Dans un paquebot, c’est une autre optique, tu fais ce que le bureau d’études, en accord avec l’architecte et l’armateur, a décidé de faire. Le challenge se situe surtout au niveau technique, par rapport aux contraintes de temps et de conditions de travail.
L’univers du paquebot est un univers rude, régi par des délais qui se rétrécissent à chaque nouvelle commande. Pour le même travail, on peut demander à tous les corps de métier de mettre x jours ou x semaines de moins que sur le bateau précédent. Tu as beau dire : « Ah là, ça ne va pas être possible… », on te répond : « Débrouillez-vous, prenez plus de monde. » Mais ce n’est pas parce qu’on multiplie le personnel que le plâtre, les enduits, les colles ou les peintures à l’huile vont sécher plus vite ! Tant pis, loi physique ou pas, la priorité étant que le bateau soit livré dans les délais prévus, il faut « se débrouiller », et faire abstraction du risque de dégradation de la qualité du travail. Quand les exigences de délai de livraison priment sur les exigences de qualité, c’est tout le savoir-faire des travailleurs qui peut s’en trouver dévalorisé. Au bout du compte, c’est l’investissement personnel de chacun qui est en cause parce qu’il est difficile de se reconnaitre dans un travail que l’on n’a plus les moyens de faire vraiment dans les règles de l’art. Malgré tout, quand le bateau est enfin livré, cette frustration est en partie compensée par la satisfaction d’avoir surmonté tous ces obstacles, à renfort d’ingéniosités, et surtout, d’avoir participé à cet ouvrage collectif.
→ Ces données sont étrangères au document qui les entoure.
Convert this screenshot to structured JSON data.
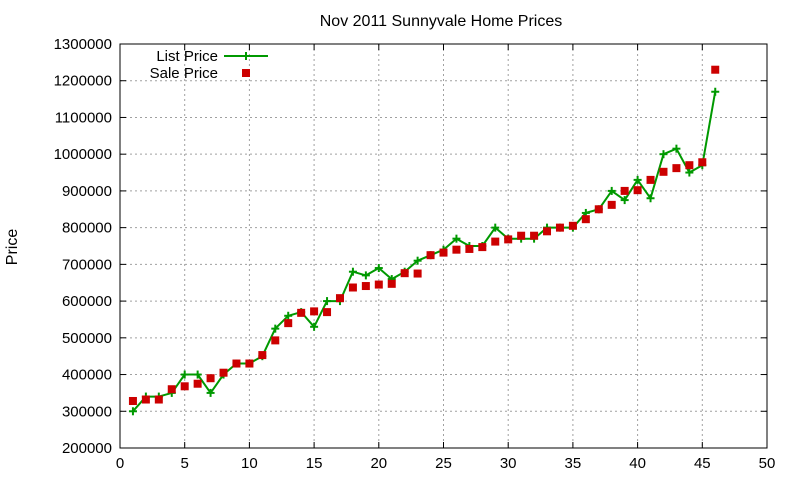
{
  "chart_data": {
    "type": "line",
    "title": "Nov 2011 Sunnyvale Home Prices",
    "xlabel": "",
    "ylabel": "Price",
    "xlim": [
      0,
      50
    ],
    "ylim": [
      200000,
      1300000
    ],
    "xticks": [
      0,
      5,
      10,
      15,
      20,
      25,
      30,
      35,
      40,
      45,
      50
    ],
    "yticks": [
      200000,
      300000,
      400000,
      500000,
      600000,
      700000,
      800000,
      900000,
      1000000,
      1100000,
      1200000,
      1300000
    ],
    "grid": true,
    "legend_position": "top-left",
    "series": [
      {
        "name": "List Price",
        "style": "line+plus-markers",
        "color": "#009900",
        "x": [
          1,
          2,
          3,
          4,
          5,
          6,
          7,
          8,
          9,
          10,
          11,
          12,
          13,
          14,
          15,
          16,
          17,
          18,
          19,
          20,
          21,
          22,
          23,
          24,
          25,
          26,
          27,
          28,
          29,
          30,
          31,
          32,
          33,
          34,
          35,
          36,
          37,
          38,
          39,
          40,
          41,
          42,
          43,
          44,
          45,
          46
        ],
        "values": [
          300000,
          340000,
          340000,
          350000,
          400000,
          400000,
          350000,
          400000,
          430000,
          430000,
          450000,
          525000,
          560000,
          570000,
          530000,
          600000,
          600000,
          680000,
          670000,
          690000,
          660000,
          680000,
          710000,
          725000,
          740000,
          770000,
          750000,
          750000,
          800000,
          770000,
          770000,
          770000,
          800000,
          800000,
          800000,
          840000,
          850000,
          900000,
          875000,
          930000,
          880000,
          1000000,
          1015000,
          950000,
          970000,
          1170000
        ]
      },
      {
        "name": "Sale Price",
        "style": "square-markers",
        "color": "#cc0000",
        "x": [
          1,
          2,
          3,
          4,
          5,
          6,
          7,
          8,
          9,
          10,
          11,
          12,
          13,
          14,
          15,
          16,
          17,
          18,
          19,
          20,
          21,
          22,
          23,
          24,
          25,
          26,
          27,
          28,
          29,
          30,
          31,
          32,
          33,
          34,
          35,
          36,
          37,
          38,
          39,
          40,
          41,
          42,
          43,
          44,
          45,
          46
        ],
        "values": [
          328000,
          332000,
          332000,
          360000,
          368000,
          375000,
          390000,
          405000,
          430000,
          430000,
          453000,
          493000,
          540000,
          568000,
          572000,
          570000,
          608000,
          637000,
          641000,
          645000,
          647000,
          676000,
          675000,
          725000,
          732000,
          740000,
          742000,
          747000,
          762000,
          768000,
          778000,
          778000,
          790000,
          800000,
          805000,
          823000,
          850000,
          862000,
          900000,
          902000,
          930000,
          952000,
          962000,
          970000,
          978000,
          1230000
        ]
      }
    ]
  }
}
Dans ce lieu gigantesque, je ne suis qu’une goutte d’eau dans un océan. Les différents locaux qui occuperont les nombreux niveaux du futur navire (parfois quatorze ponts !) sont répartis en lots confiés à des entreprises d’agencement qui les sous-traitent à une multitude de corps de métiers : soudeurs, plombiers, électriciens, staffeurs, marbriers, tapissiers, peintres, qui se partagent les mêmes espaces. Tout cela est en principe coordonné dans les bureaux d’études des Chantiers. Mais rien ne remplace la concertation qu’il faut mener sur le terrain de manière à pouvoir tous travailler en bonne intelligence. Quand tu viens de terminer un travail à l’huile et que tu vois venir le menuisier avec sa ponceuse, il faut réagir très vite : « Oups, arrête tout ! C’est de l’huile, et c’est frais ! » Ou quand le chef de lot te dit : « Ah, on avait oublié d’ouvrir une trappe de visite… », il faut te faire à l’idée de voir le panneau que tu viens de réaliser être attaqué à coups de lapidaire. Alors la meilleure parade est de rester zen et de « respirer avec le ventre », en se disant que ces aléas font partie intégrante du boulot. Tu sais qu’au mieux il faudra effectuer retouches et raccords, et au pire recommencer tout le travail.
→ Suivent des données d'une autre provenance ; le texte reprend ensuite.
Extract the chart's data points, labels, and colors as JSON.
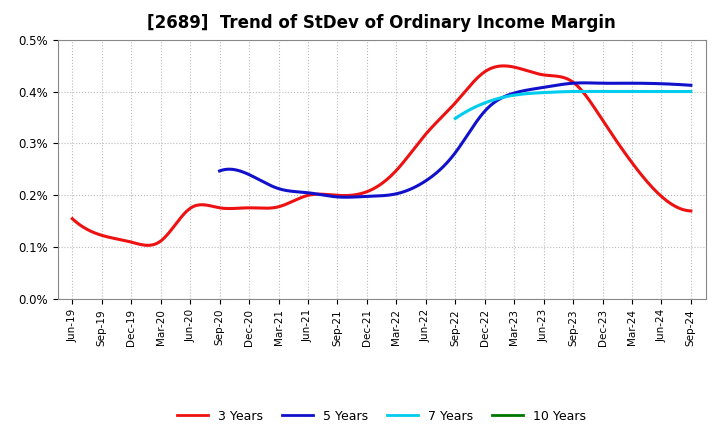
{
  "title": "[2689]  Trend of StDev of Ordinary Income Margin",
  "title_fontsize": 12,
  "background_color": "#ffffff",
  "plot_bg_color": "#ffffff",
  "grid_color": "#bbbbbb",
  "ylim": [
    0.0,
    0.005
  ],
  "ytick_labels": [
    "0.0%",
    "0.1%",
    "0.2%",
    "0.3%",
    "0.4%",
    "0.5%"
  ],
  "ytick_values": [
    0.0,
    0.001,
    0.002,
    0.003,
    0.004,
    0.005
  ],
  "x_labels": [
    "Jun-19",
    "Sep-19",
    "Dec-19",
    "Mar-20",
    "Jun-20",
    "Sep-20",
    "Dec-20",
    "Mar-21",
    "Jun-21",
    "Sep-21",
    "Dec-21",
    "Mar-22",
    "Jun-22",
    "Sep-22",
    "Dec-22",
    "Mar-23",
    "Jun-23",
    "Sep-23",
    "Dec-23",
    "Mar-24",
    "Jun-24",
    "Sep-24"
  ],
  "series": {
    "3 Years": {
      "color": "#ee1111",
      "values": [
        0.00155,
        0.00123,
        0.0011,
        0.00112,
        0.00175,
        0.00176,
        0.00176,
        0.00178,
        0.002,
        0.002,
        0.00207,
        0.00248,
        0.00318,
        0.00378,
        0.00438,
        0.00447,
        0.00432,
        0.00418,
        0.00345,
        0.00263,
        0.00198,
        0.0017
      ]
    },
    "5 Years": {
      "color": "#1111cc",
      "values": [
        null,
        null,
        null,
        null,
        null,
        0.00247,
        0.0024,
        0.00213,
        0.00205,
        0.00197,
        0.00198,
        0.00203,
        0.00228,
        0.00282,
        0.00362,
        0.00397,
        0.00408,
        0.00416,
        0.00416,
        0.00416,
        0.00415,
        0.00412
      ]
    },
    "7 Years": {
      "color": "#00ccee",
      "values": [
        null,
        null,
        null,
        null,
        null,
        null,
        null,
        null,
        null,
        null,
        null,
        null,
        null,
        0.00348,
        0.00378,
        0.00393,
        0.00398,
        0.004,
        0.004,
        0.004,
        0.004,
        0.004
      ]
    },
    "10 Years": {
      "color": "#007700",
      "values": [
        null,
        null,
        null,
        null,
        null,
        null,
        null,
        null,
        null,
        null,
        null,
        null,
        null,
        null,
        null,
        null,
        null,
        null,
        null,
        null,
        null,
        null
      ]
    }
  },
  "legend_entries": [
    "3 Years",
    "5 Years",
    "7 Years",
    "10 Years"
  ],
  "legend_colors": [
    "#ee1111",
    "#1111cc",
    "#00ccee",
    "#007700"
  ]
}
Inutile de dire qu’en tant que femme, je n’évite pas le round d’observation dans cet univers essentiellement masculin. Généralement, dès que j’arrive sur le chantier, je tâche de mettre les choses au point pour montrer que je suis bien là en tant que professionnelle, non pas en artiste évaporée, et indépendamment du fait que je suis une « gonzesse » ! Quitte à être carrée au début, il me parait nécessaire de border rigoureusement le cadre de mon travail avant d’assouplir progressivement les choses et d’entretenir par la suite des relations parfaitement cordiales avec les gens qui travaillent dans le même local que moi. Tout se passe généralement très bien.
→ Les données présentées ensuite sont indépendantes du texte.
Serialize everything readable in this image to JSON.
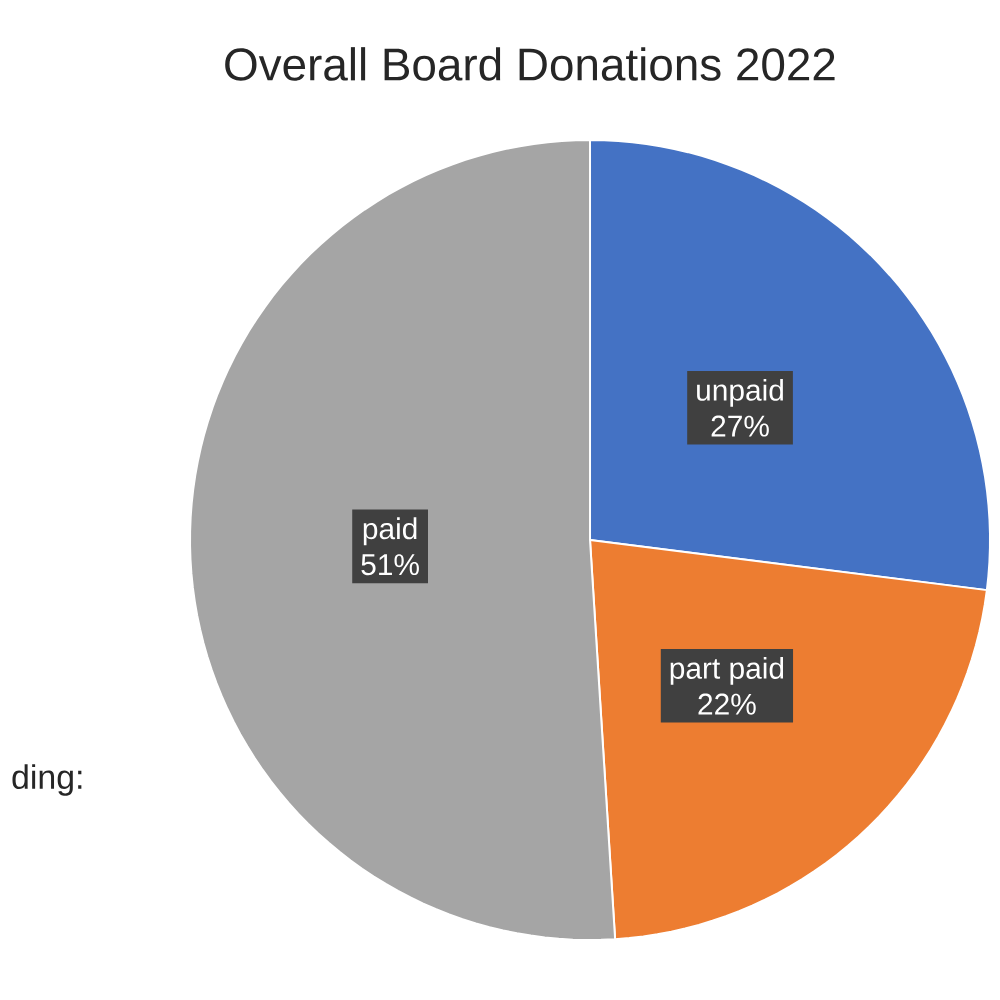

Si les femmes ont longtemps été cantonnées aux équipes de nettoyage, elles ont investi la plupart des corps de métier sur les bateaux en construction, et cela a modifié quelque peu les relations de travail. En en discutant de-ci, de-là, j’ai entendu plusieurs hommes dire que cette présence féminine avait incontestablement amélioré l’ambiance à bord, et s’en féliciter. Désormais, ces messieurs surveillent un peu plus leur langage et leurs manières, mettant la pédale douce sur le style bourrin et la surenchère du mâle dominant : ce qui tend, globalement, à adoucir les mœurs.
La période où j’arrive sur les bateaux est celle de la finition, après que les métallos ont assemblé les blocs de tôles dans les hangars et les ont amenés avec les grues pour les souder les uns aux autres comme dans un jeu de construction colossal. J’interviens pendant le dernier tiers de la construction. Il y a eu les habillages, l’objet est déjà bien façonné, il a un aspect moins brutal. Pendant six mois, j’assiste ainsi à sa lente transformation. Jusqu’au moment où survient une dernière accélération où tout se met en place. Et ce qui était un pur assemblage de tôles brutes est devenu un lieu de vie confortable, séduisant, parfois somptueux.
La métamorphose est assez hallucinante. On aime ou on n’aime pas. On n’est pas obligé de partager les gouts d’une future clientèle qui s’aligne majoritairement sur le profil « retraité américain ». Cette cible commerciale conditionne souvent les choix décoratifs, dans un sens plutôt clinquant et tape-à-l’œil. Les paquebots de croisière sont indéniablement de grosses « machines à fric » où tout est pensé pour stimuler la consommation — avec galeries marchandes, innombrables bars et restaurants représentant les cuisines du monde entier, espaces de loisirs et de remise en forme. On y trouve également d’incroyables salles de spectacles qui feraient pâlir d’envie les édiles de n’importe quelle ville moyenne…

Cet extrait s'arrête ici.